Themes and content of week one: utilitarianism and other things

…And so begins a gathering of the themes that connect my four courses at LC week by week, because it’s impossible for me not to be thinking about connections and it’s more fulfilling long-term try thinking through them, in writing. Fulfilling in that AGH sort of way, but anyway. I’ll get out to run through the beautifully chilly low Portland fog soon as I’m done here.

The four courses are:

  • Public Discourse (Rhetoric and Media Studies Department, RHMS)
  • Philosophy of Environment (PHIL Department)
  • Environmental Economics (ECON)
  • Medical Anthropology (Sociology/Anthropology Department, SOAN)

Concepts at center:

Utilitarianism – philosophy fundamental to economic theory declaring that an action is right if it yields the greatest expected utility for the greatest number of people

  • in common phrase: “the greatest good for the greatest number”
  • yes, people. traditionally humans. Utilitarianism is aligned with anthropocentrism. Peter Singer, among others, remain sided with utilitarian thinking but extend this to “sentient nonhuman beings”, but this (in a kind of revolting hierarchic philosophizing) seems to mean mostly vertebrates. definitely not microbes, or plants.
  • another alignment is hedonism. the first makes sense when we understand the “utility” of utilitarianism to mean happiness/well-being, and more specifically to economics, consumption of non market and market goods produces wellbeing/happiness/utility (there is, of course, an equation for this called the utility function).
  • yet another alignment, and my last here, is consequentialism. well, utilitarianism is more like a child of consequentialism, inheriting its focus on effects (consequences) of an action rather than, say, intentions motivating the action or the action itself….please go ask dedicated philosophers for help with this one. in short, consequentialism (and so utilitarianism) argue that the moral status of an action is determined by its effects, as far as I’ve seen, mostly along the binary of pleasure (remember hedonism?) or pain, and the philosophized status of the feeler (remember anthropocentrism?)
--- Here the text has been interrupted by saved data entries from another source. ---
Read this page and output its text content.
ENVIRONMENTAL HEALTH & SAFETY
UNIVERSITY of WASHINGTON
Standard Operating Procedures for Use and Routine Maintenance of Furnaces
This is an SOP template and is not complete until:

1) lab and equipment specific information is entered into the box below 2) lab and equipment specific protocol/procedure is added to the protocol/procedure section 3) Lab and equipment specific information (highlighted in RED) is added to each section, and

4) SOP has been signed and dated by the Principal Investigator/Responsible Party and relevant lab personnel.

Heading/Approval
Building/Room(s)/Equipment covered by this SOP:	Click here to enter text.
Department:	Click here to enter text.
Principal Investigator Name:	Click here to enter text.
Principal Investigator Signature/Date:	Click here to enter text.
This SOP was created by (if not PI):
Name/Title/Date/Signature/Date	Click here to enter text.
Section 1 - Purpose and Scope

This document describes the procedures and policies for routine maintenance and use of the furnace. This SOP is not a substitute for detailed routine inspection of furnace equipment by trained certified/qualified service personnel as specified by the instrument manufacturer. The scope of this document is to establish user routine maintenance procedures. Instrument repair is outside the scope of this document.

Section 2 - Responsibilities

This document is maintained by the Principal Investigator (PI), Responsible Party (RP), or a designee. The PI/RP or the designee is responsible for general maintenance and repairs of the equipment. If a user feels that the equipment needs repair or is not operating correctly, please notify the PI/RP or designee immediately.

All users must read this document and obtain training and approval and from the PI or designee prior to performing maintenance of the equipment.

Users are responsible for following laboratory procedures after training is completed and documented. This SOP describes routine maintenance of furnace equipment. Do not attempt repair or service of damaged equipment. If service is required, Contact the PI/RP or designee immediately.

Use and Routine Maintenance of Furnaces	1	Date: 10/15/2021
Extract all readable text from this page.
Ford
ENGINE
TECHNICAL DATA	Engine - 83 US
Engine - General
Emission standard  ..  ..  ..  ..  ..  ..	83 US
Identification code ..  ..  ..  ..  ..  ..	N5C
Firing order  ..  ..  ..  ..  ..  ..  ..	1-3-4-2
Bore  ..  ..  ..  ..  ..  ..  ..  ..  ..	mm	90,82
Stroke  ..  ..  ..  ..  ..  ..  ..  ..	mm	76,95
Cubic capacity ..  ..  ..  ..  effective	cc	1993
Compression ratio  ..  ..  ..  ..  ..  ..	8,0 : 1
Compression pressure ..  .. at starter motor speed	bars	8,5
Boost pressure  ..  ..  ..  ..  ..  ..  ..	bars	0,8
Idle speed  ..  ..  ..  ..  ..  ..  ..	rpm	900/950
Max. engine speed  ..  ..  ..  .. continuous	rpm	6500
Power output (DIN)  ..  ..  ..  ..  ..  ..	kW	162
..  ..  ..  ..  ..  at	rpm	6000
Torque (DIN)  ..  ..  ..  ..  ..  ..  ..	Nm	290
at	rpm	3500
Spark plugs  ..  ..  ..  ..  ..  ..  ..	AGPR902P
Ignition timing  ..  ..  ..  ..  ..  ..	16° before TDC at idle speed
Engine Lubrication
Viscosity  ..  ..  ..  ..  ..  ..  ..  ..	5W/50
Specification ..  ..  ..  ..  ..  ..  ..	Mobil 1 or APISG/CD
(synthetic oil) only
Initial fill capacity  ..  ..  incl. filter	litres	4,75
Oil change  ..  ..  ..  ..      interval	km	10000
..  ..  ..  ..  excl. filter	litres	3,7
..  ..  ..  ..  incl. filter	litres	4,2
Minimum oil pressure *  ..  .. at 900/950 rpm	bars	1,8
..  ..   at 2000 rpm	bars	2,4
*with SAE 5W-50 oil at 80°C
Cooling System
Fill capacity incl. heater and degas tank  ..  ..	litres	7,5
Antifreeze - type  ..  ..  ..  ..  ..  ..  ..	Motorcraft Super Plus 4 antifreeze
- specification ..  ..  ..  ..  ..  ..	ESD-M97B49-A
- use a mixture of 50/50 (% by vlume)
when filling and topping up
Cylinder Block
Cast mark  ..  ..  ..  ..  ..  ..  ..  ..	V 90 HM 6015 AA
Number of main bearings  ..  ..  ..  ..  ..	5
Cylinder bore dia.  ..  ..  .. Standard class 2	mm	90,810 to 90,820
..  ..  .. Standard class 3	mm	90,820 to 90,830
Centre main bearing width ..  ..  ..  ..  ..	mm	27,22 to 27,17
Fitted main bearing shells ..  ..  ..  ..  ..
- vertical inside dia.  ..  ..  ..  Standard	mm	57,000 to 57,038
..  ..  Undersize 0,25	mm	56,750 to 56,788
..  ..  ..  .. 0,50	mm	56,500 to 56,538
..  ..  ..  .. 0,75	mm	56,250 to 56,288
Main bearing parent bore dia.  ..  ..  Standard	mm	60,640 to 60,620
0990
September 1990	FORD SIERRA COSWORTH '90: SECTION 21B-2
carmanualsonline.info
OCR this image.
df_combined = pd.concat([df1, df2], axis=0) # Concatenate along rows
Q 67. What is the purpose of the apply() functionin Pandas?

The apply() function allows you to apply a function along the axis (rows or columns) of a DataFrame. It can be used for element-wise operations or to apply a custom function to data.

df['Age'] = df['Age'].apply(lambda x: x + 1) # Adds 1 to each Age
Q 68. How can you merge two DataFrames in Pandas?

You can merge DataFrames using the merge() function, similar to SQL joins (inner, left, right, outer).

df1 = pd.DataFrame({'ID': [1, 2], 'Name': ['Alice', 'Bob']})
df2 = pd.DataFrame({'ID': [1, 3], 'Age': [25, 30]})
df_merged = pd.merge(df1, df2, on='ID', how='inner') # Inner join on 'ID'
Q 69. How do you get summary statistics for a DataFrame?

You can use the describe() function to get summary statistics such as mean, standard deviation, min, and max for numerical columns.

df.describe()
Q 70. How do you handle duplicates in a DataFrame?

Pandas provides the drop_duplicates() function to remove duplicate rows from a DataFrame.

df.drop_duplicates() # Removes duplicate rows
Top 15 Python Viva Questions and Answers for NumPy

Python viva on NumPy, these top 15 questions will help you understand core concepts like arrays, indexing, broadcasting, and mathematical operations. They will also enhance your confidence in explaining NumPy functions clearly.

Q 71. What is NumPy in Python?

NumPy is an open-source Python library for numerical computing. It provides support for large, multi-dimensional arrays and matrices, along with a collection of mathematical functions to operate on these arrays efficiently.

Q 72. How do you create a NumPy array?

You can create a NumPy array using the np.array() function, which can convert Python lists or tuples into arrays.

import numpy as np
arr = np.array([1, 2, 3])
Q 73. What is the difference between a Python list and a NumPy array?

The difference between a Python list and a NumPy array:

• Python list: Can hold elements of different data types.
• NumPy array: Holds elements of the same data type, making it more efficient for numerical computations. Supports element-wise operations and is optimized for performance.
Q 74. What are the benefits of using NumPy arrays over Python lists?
Utility as foundational to economics — mentioned and elaborated above, but addressed separately because it holds two of the five foundational assumptions of economics I was given (in reading and lecture) this week. Alongside anthropocentrismutilitarianism, and atomism, they are:

  • equal marginal utility of consumption, or, the assumption that one unit of goods/services (say $100 worth) carries the same effect of happiness/well-being, if consumed, for every individual human being. This assumption makes cost-benefit analysis possible, as it would be infeasible to address and calculate every individual’s subjective value differently.
  • the efficiency standard, or, social welfare is equivalent to the sum of individual utilities. It is common practice to assume individuals as atomistic for the purposes of calculating social welfare.
  • These two points especially cause me immense trouble. Can there be an economic equation that adapts to a different view of well-being/happiness, doesn’t focus on the wellbeing/happiness of humans as principal over all else, and has a grip on relationality/interdependence? How in the heck would this sort of economics come forward? Would that be helpful at all

Marketplace of ideas– conceptual legacy of the Enlightenment Age of Reason, the aristocratic beginnings of American democracy. Closely tied with “public forum” and will lead next week, I believe, into more on “public sphere” and “discourse”.  Namely, this matters because people — especially people thinking about/wishing for functional democracy — hitch a lot of hope to the notion of a public forum, and it carries meritocratic tones: the marketplace of ideas is supposed to be a zone of public discourse for the best ideas to organically surface and provide easy course of rule. Not so. But we still hope. What’s next? What could be better?

Questions and loose ends:

  • How do these concepts relate: public discourse/sphere, narrative/story, and mythos?
  • positivism vs. normative theory (starting with economics, said to be positivist but handling/attempting to develop particular answers to normative questions)
  • intrinsic vs. instrumental value (which philosophies bear this, again?)

Trouble situating

As an environmental studies student I’ve struggled time and time again to ‘situate’. In part, it’s due to my avoidance of the fact that, yes, this time around (and every other) some topics and the questions that can touch them will have  to be left out. Perhaps as antidote I should get to work to see for myself how the bounds of limits are the very thing that make research what it is, rigorous and beautiful.